An imperforate anus is a stricture or the absence of the anus (Gourlay, 2013). In week 7
of intrauterine life, the upper bowel elongates to pouch and combine with a pouch invaginating
from the perineum. These two sections of bowel meet, the membranes between them are
absorbed, and the bowel is then patent to the outside. If this motion toward each other does
not occur or if the membrane between the two surfaces does not dissolve, an imperforate anus
occurs. The disorder can be relatively minor, requiring just surgical incision of the persistent
membrane, or much more severe, involving sections of the bowel that are many inches apart
with no anus. There may be an accompanying fistula to the bladder in boys and to the vagina in
girls, further complicating a surgical repair. The problem occurs in approximately 1 in 5,000 live
births, more commonly in boys than in girls. It may occur as an additional complication of spinal
cord disorders, because both the external anal canal and the spinal cord arise from the same
germ tissue layer.

Imperforate anus or anal atresia is a congenital anorectal malformation (ARM) where a


normal anal opening is absent at birth. ARMs comprise of a broad spectrum of defects ranging
from minor (e.g., membranous covering) to complex cloacal malformations involving the
urinary and genital tracts as well. Thus prognosis may vary greatly. ARMs commonly have
associated maldevelopment of the pelvic muscles, including the external anal sphincter and
nerves. About half of patients with ARM also have anomalies of other organ systems. These
most commonly involve genitourinary and musculoskeletal systems. Delayed diagnosis may
happen in one out of five neonates, despite routine postpartum evaluation. Such a delay may
increase morbidity and mortality.

b. Risk Factors/Causes/Etiology

Although the precise embryologic defect that causes anorectal malformations has not
been determined, cloacal membrane formation and subsequent breakdown into urogenital and
anal openings should occur by 8 weeks gestation.
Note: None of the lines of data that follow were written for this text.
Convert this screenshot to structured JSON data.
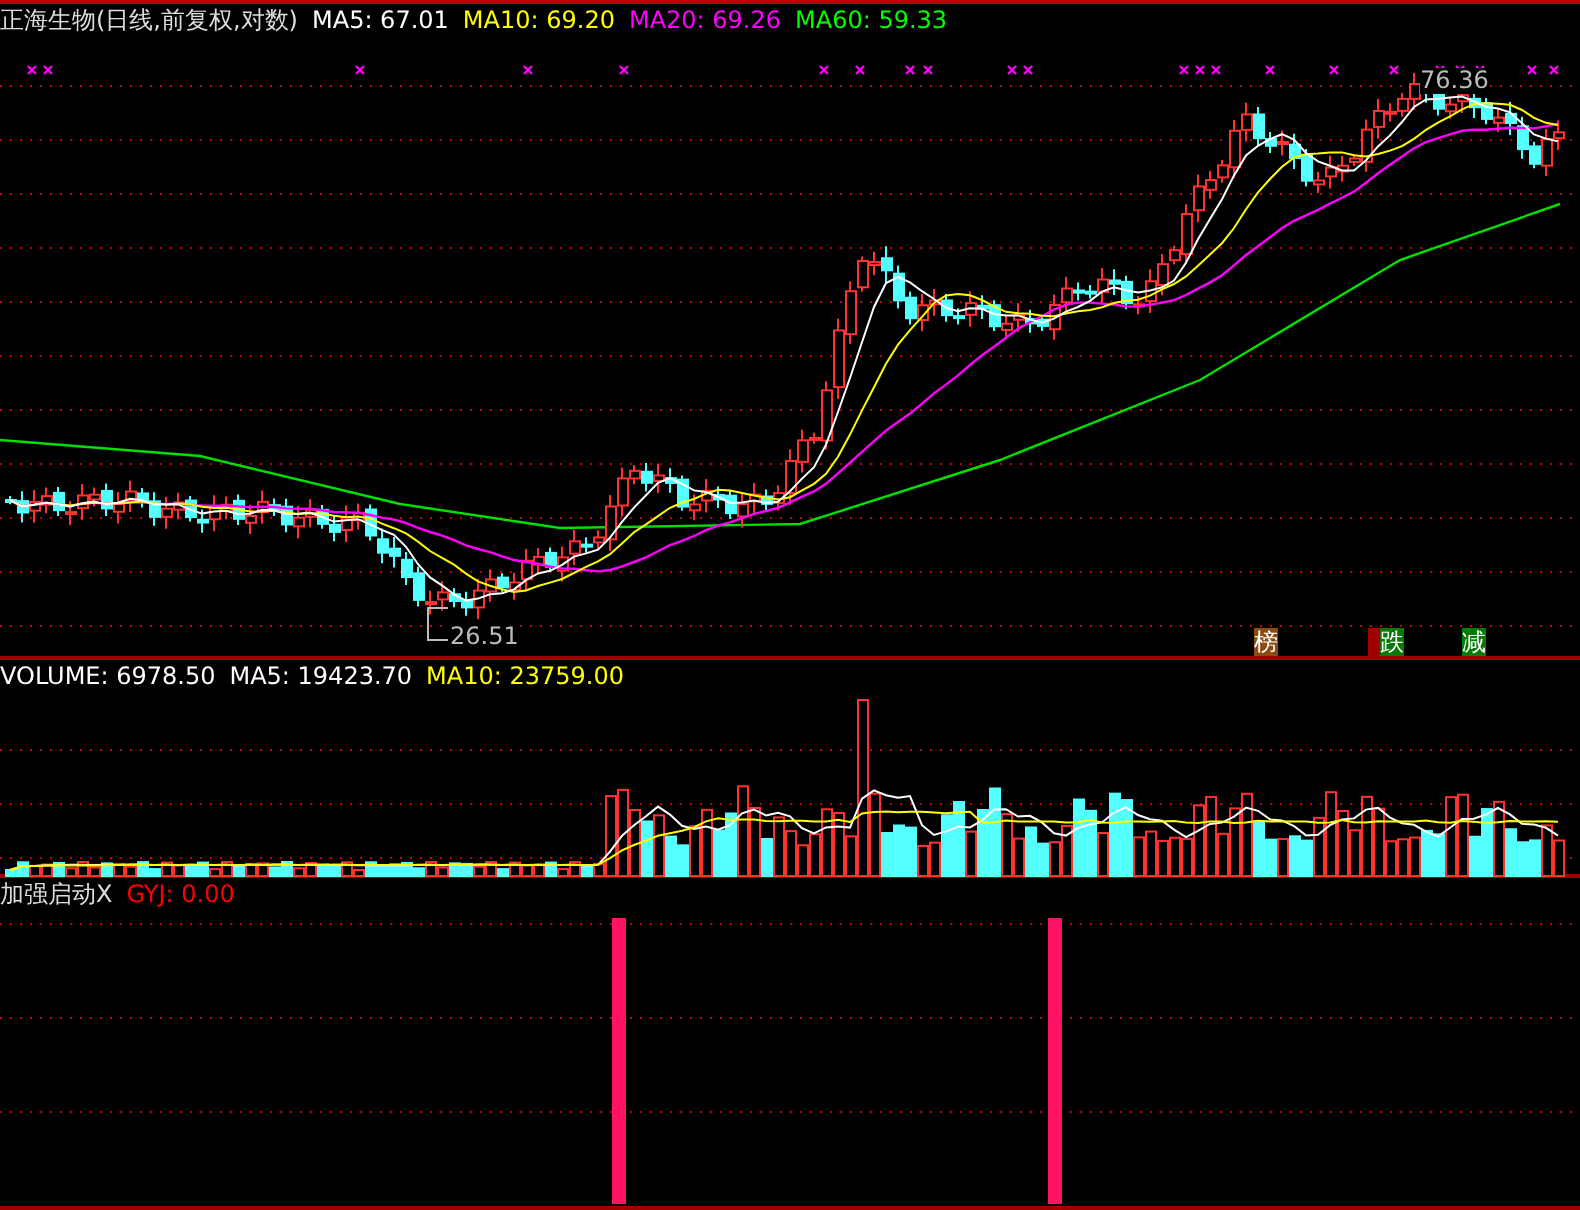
{
  "main": {
    "title": "正海生物(日线,前复权,对数)",
    "ma": [
      {
        "label": "MA5: 67.01",
        "color": "#ffffff"
      },
      {
        "label": "MA10: 69.20",
        "color": "#ffff00"
      },
      {
        "label": "MA20: 69.26",
        "color": "#ff00ff"
      },
      {
        "label": "MA60: 59.33",
        "color": "#00ff00"
      }
    ],
    "price_labels": [
      {
        "kind": "high",
        "text": "76.36"
      },
      {
        "kind": "low",
        "text": "26.51"
      }
    ],
    "signals": [
      {
        "text": "榜",
        "color": "#8b4a10"
      },
      {
        "color": "#a00000"
      },
      {
        "text": "跌",
        "color": "#087a08"
      },
      {
        "text": "减",
        "color": "#087a08"
      }
    ]
  },
  "volume": {
    "labels": [
      {
        "label": "VOLUME: 6978.50",
        "color": "#ffffff"
      },
      {
        "label": "MA5: 19423.70",
        "color": "#ffffff"
      },
      {
        "label": "MA10: 23759.00",
        "color": "#ffff00"
      }
    ]
  },
  "indicator": {
    "name": "加强启动X",
    "labels": [
      {
        "label": "GYJ: 0.00",
        "color": "#ff0000"
      }
    ]
  }
}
Defects in the formation or shape of the
posterior urorectal septum account for many of the described abnormalities of imperforate
anus. Müllerian ducts appear after this critical period; how they are incorporated into this
development is unclear.
No known risk factors predispose a person to have a child with imperforate anus, which
should be clearly emphasized to parents of affected children who may harbor feelings of guilt. A
genetic linkage is sometimes present. Most cases of imperforate anus are sporadic without a
family history of the condition, but some families have several children with malformations.
Genetic studies are ongoing.
While a specific cause of anorectal malformations is not known, it is very likely that
genetic factors play a role in their development. The incidence of having a second child with an
anorectal malformation is approximately one percent. There are several genetic syndromes
with an increased incidence of anorectal malformations such as the Currarino triad which
exhibits autosomal dominant inheritance, and patients with trisomy 21 have a known
association with anorectal malformation without fistula. Approximately 95% of patients with
trisomy 21 have anorectal malformation without fistula compared to only 5% of all patients
with anorectal malformations. There is also some data to suggest environmental factor
exposures may be related to the development of anorectal malformations such as in vitro
fertilization, thalidomide exposure, and diabetes. Animal models have also shown exposure to
trans-retinoic acid, and ethylene thiourea correlates with anorectal malformations.
c. Incidence (Global, National & Local)

Global
Imperforate anus has an incidence estimated to be 1 in 5000 births in the U.S. Males
have a slightly higher incidence than females. Rectourethral fistula is the most common defect
in males and rectovestibular fistula in females.

Anorectal malformations occur approximately in 1 in every 5000 live births. They are
slightly more common in males (1.2 to 1). The majority of male patients with an anorectal
malformation have some form of connection to the urinary system, or a recto-urethral fistula
(approximately 70% of this patient population). The most common type of anorectal
malformation in female patients is a recto-vestibular fistula.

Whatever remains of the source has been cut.